In the Jack F. Matlock Jr. book, Reagan and Gorbachev: Reagan and Gorbachev: How the Cold War Ended, Matlock /writes:

    Asked at a press conference in Moscow in 1988, his last year in office, about the role he played in the great drama of the late 20th century, he described himself essentially as a supporting actor. "Mr. Gorbachev," he said, "deserves most of the credit, as the leader of this country."

    This quotation was much cited at the time as an example of Reagan's graciousness, tact and self-deprecation. But Matlock's book bears out his former boss's judgment. The 40th president of the United States emerges here not as a geopolitical visionary who jettisoned the supposedly accommodationist policies of containment and detente, but as an archpragmatist and operational optimist who adjusted his own attitudes and conduct in order to encourage a new kind of Kremlin leader.

During his first term, Reagan denounced the pre-Gorbachev Soviet Union as an "evil empire." The name-calling riled many Soviets (and more than a few Sovietologists) but did little diplomatic harm, since relations between Washington and Moscow were already in a rut. The Kremlin had become a geriatric ward, with Red Square doubling as the world's largest funeral parlor.

Opinion on a small island

In researching the above I stumbled upon several sites concerned with Islam in the UK.

Book reviewer Peter Preston, reviewing David E. Hoffman's The Deadly Hand writes that

    So many of us got so much wrong through the years of fear. Polite opinion in Britain (my own included) quavered and cringed when Ronald Reagan became president of the United States. We saw a bemused ex-actor peddling conservative bromides. We saw a man who wasn't clever enough, or experienced enough, to stack Pershing 2s against Moscow's Pioneers. We prophesied doom. And yet – for very good reasons – Reagan, like Gorbachev, is a hero in Hoffman's eyes.

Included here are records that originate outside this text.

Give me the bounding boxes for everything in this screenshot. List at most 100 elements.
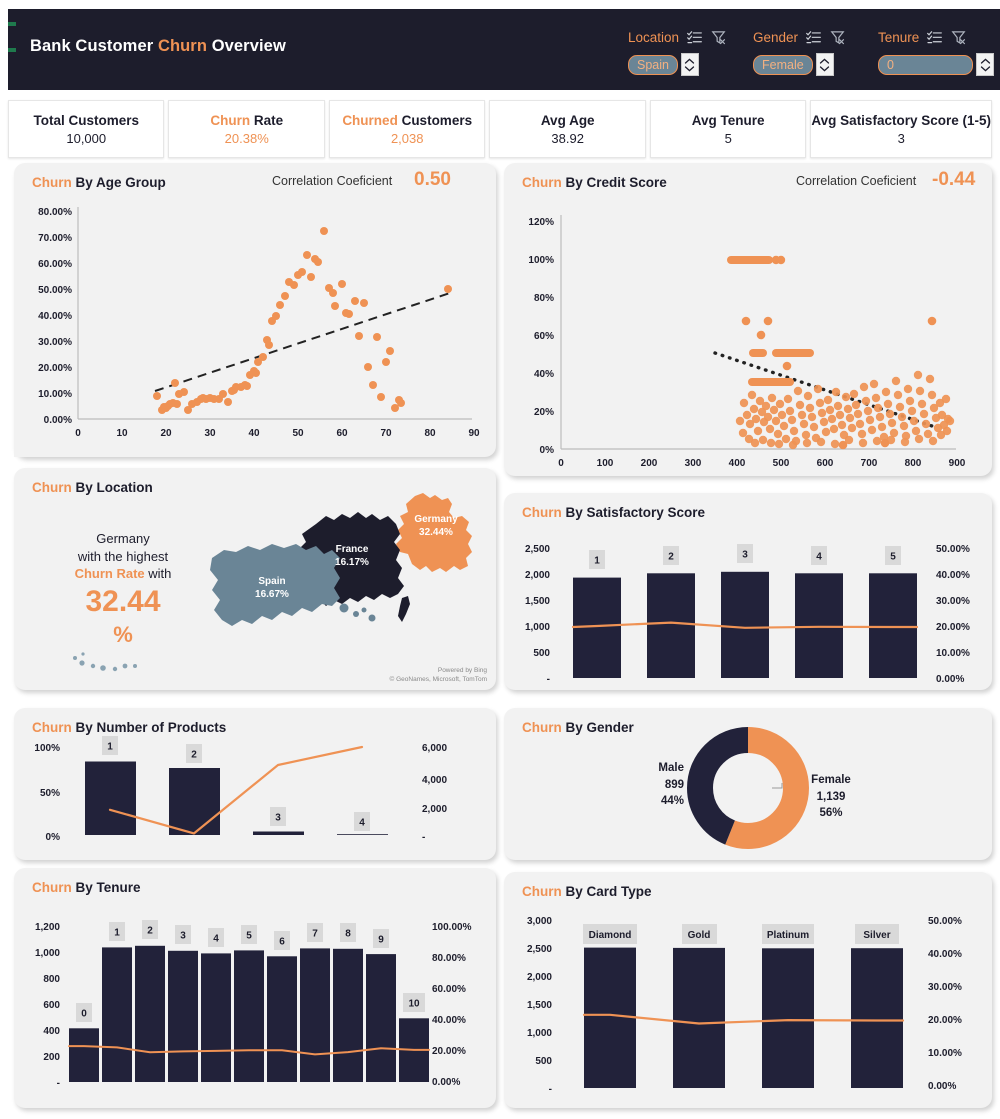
age-scatter-chart[interactable]: 80.00% 70.00% 60.00% 50.00% 80.00% 70.00… — [14, 163, 496, 459]
svg-text:0: 0 — [81, 1009, 87, 1020]
kpi-title-pre: Total Customers — [33, 112, 139, 128]
panel-churn-by-number-of-products-title: Churn By Number of Products — [32, 720, 226, 735]
svg-text:-: - — [547, 674, 550, 685]
page-title: Bank Customer Churn Overview — [30, 37, 286, 56]
kpi-avg-satisfactory-score-value: 3 — [897, 130, 905, 146]
clear-filter-icon[interactable] — [950, 29, 967, 46]
filter-tenure-value[interactable]: 0 — [878, 54, 973, 75]
age-trendline — [154, 292, 451, 392]
panel-churn-by-location-title: Churn By Location — [32, 480, 153, 495]
svg-text:20.00%: 20.00% — [928, 1015, 962, 1026]
svg-text:200: 200 — [43, 1052, 60, 1063]
kpi-row: Total Customers 10,000 Churn Rate 20.38%… — [8, 100, 992, 158]
kpi-churned-customers[interactable]: Churned Customers 2,038 — [328, 100, 486, 158]
svg-text:800: 800 — [43, 974, 60, 985]
svg-text:20: 20 — [160, 428, 172, 439]
location-callout-hl: Churn Rate — [74, 566, 145, 582]
cardtype-combo-chart[interactable]: 3,000 2,500 2,000 1,500 1,000 500 - 50.0… — [504, 872, 992, 1108]
filter-gender-stepper[interactable] — [815, 53, 834, 76]
multi-select-list-icon[interactable] — [805, 29, 822, 46]
kpi-title-post: Rate — [250, 112, 284, 128]
kpi-avg-tenure[interactable]: Avg Tenure 5 — [649, 100, 807, 158]
svg-text:5: 5 — [246, 931, 252, 942]
multi-select-list-icon[interactable] — [926, 29, 943, 46]
svg-text:50.00%: 50.00% — [928, 916, 962, 927]
europe-choropleth-map[interactable]: Germany 32.44% France 16.17% Spain 16.67… — [204, 482, 494, 682]
svg-text:4,000: 4,000 — [422, 775, 447, 786]
filter-location-value[interactable]: Spain — [628, 54, 678, 75]
tenure-combo-chart[interactable]: 1,200 1,000 800 600 400 200 - 100.00% 80… — [14, 868, 496, 1108]
panel-title-post: By Age Group — [71, 175, 166, 190]
filter-location-stepper[interactable] — [680, 53, 699, 76]
svg-text:-: - — [422, 832, 425, 843]
panel-title-hl: Churn — [32, 720, 72, 735]
svg-text:80.00%: 80.00% — [38, 207, 72, 218]
multi-select-list-icon[interactable] — [686, 29, 703, 46]
kpi-title-hl: Churn — [210, 112, 251, 128]
panel-churn-by-card-type-title: Churn By Card Type — [522, 884, 652, 899]
kpi-churn-rate[interactable]: Churn Rate 20.38% — [168, 100, 325, 158]
svg-text:30.00%: 30.00% — [936, 596, 970, 607]
svg-text:0.00%: 0.00% — [44, 415, 72, 426]
map-attribution: Powered by Bing © GeoNames, Microsoft, T… — [390, 666, 488, 686]
filter-tenure-stepper[interactable] — [976, 53, 994, 76]
kpi-avg-satisfactory-score[interactable]: Avg Satisfactory Score (1-5) 3 — [810, 100, 992, 158]
kpi-churned-customers-value: 2,038 — [390, 130, 424, 146]
svg-text:40.00%: 40.00% — [432, 1015, 466, 1026]
map-canary-islands — [73, 652, 137, 672]
location-callout-line1: Germany — [96, 531, 150, 546]
svg-text:40: 40 — [248, 428, 260, 439]
location-callout-line2: with the highest — [77, 548, 169, 564]
page-title-highlight: Churn — [157, 37, 208, 55]
panel-title-hl: Churn — [522, 884, 562, 899]
kpi-total-customers-title: Total Customers — [33, 113, 139, 128]
svg-text:100: 100 — [597, 458, 614, 469]
kpi-avg-age[interactable]: Avg Age 38.92 — [489, 100, 646, 158]
age-scatter-points — [153, 227, 452, 414]
svg-text:3: 3 — [180, 931, 186, 942]
gender-label-male-percent: 44% — [660, 795, 684, 808]
svg-text:1,200: 1,200 — [35, 922, 60, 933]
filter-gender-row: Female — [753, 53, 846, 76]
kpi-total-customers[interactable]: Total Customers 10,000 — [8, 100, 165, 158]
page-title-post: Overview — [207, 37, 286, 55]
svg-text:60%: 60% — [534, 331, 554, 342]
svg-text:Silver: Silver — [863, 930, 890, 941]
panel-churn-by-age-group: Churn By Age Group Correlation Coeficien… — [14, 163, 496, 459]
svg-text:80%: 80% — [534, 293, 554, 304]
svg-text:50: 50 — [292, 428, 304, 439]
svg-text:0%: 0% — [46, 832, 61, 843]
panel-title-hl: Churn — [32, 175, 72, 190]
panel-title-hl: Churn — [522, 175, 562, 190]
credit-scatter-chart[interactable]: 120% 100% 80% 60% 40% 20% 0% 0 100 200 3… — [504, 163, 992, 476]
kpi-avg-age-title: Avg Age — [541, 113, 595, 128]
svg-text:Spain: Spain — [258, 576, 285, 587]
gender-label-female: Female 1,139 56% — [800, 772, 862, 822]
panel-title-post: By Credit Score — [561, 175, 667, 190]
svg-text:600: 600 — [43, 1000, 60, 1011]
svg-text:60: 60 — [336, 428, 348, 439]
filter-gender-head: Gender — [753, 27, 846, 47]
credit-cluster-48 — [749, 349, 814, 357]
svg-text:1,000: 1,000 — [527, 1028, 552, 1039]
map-attribution-line2: © GeoNames, Microsoft, TomTom — [389, 676, 488, 684]
clear-filter-icon[interactable] — [710, 29, 727, 46]
filter-gender-value[interactable]: Female — [753, 54, 813, 75]
panel-churn-by-tenure-title: Churn By Tenure — [32, 880, 141, 895]
svg-text:10.00%: 10.00% — [38, 389, 72, 400]
svg-text:0: 0 — [558, 458, 564, 469]
map-region-corsica — [398, 596, 410, 622]
page-title-pre: Bank Customer — [30, 37, 158, 55]
panel-churn-by-satisfactory-score-title: Churn By Satisfactory Score — [522, 505, 705, 520]
svg-text:4: 4 — [213, 934, 219, 945]
clear-filter-icon[interactable] — [829, 29, 846, 46]
svg-text:1: 1 — [594, 556, 600, 567]
svg-text:90: 90 — [468, 428, 480, 439]
svg-text:0.00%: 0.00% — [928, 1081, 956, 1092]
svg-text:6,000: 6,000 — [422, 743, 447, 754]
credit-correlation-label: Correlation Coeficient — [796, 174, 917, 188]
satisfaction-combo-chart[interactable]: 2,500 2,000 1,500 1,000 500 - 50.00% 40.… — [504, 493, 992, 690]
svg-text:7: 7 — [312, 929, 318, 940]
svg-text:500: 500 — [773, 458, 790, 469]
products-count-line — [108, 745, 364, 835]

The English seem to worry equally about Trump. Their prime minister, David Cameron, calls Trump's proposed Muslim travel ban "stupid," and the former leader of Scotland labeling the mogul "three times a loser."

Perhaps Trump has in mind the Shiria No-Go zones on Cameron's little island. The Breitbart site has several videos showing how shiria is taking over parts of England and disregards English law.

Nigel Farage, head of the UK's Independent Party, claims that "ghettos" in parts of the UK are being run according to Shiria law as authorities "turn a blind eye" because of their "moral cowardice".

He contends that “big ghettos” have sprung up in Britain and Europe where child sex abuse, female genital mutilation, extremism and Shiria law were allowed to flourish.

"Why would Great Britain, France, Belgium or any other country, the Netherlands, why would they allow people to come to the country, not assimilate, separate, take their land ostensibly and risk even being at war with them when shiria, if you're coming from a country that you grew up under shiria, those values directly contradict the values of Western countries, why would anybody allow that?" Hannity asked.

According to hate preacher Anjem Choudary told the UK's Daily Mail "We want to run the area as a Shiria-controlled zone and really to put the seeds down for an Islamic Emirate in the long term.’

Choudary has claimed responsibility for the poster campaign, saying he plans to flood specific Muslim and non-Muslim communities around the UK and ‘put the seeds down for an Islamic Emirate in the long term.’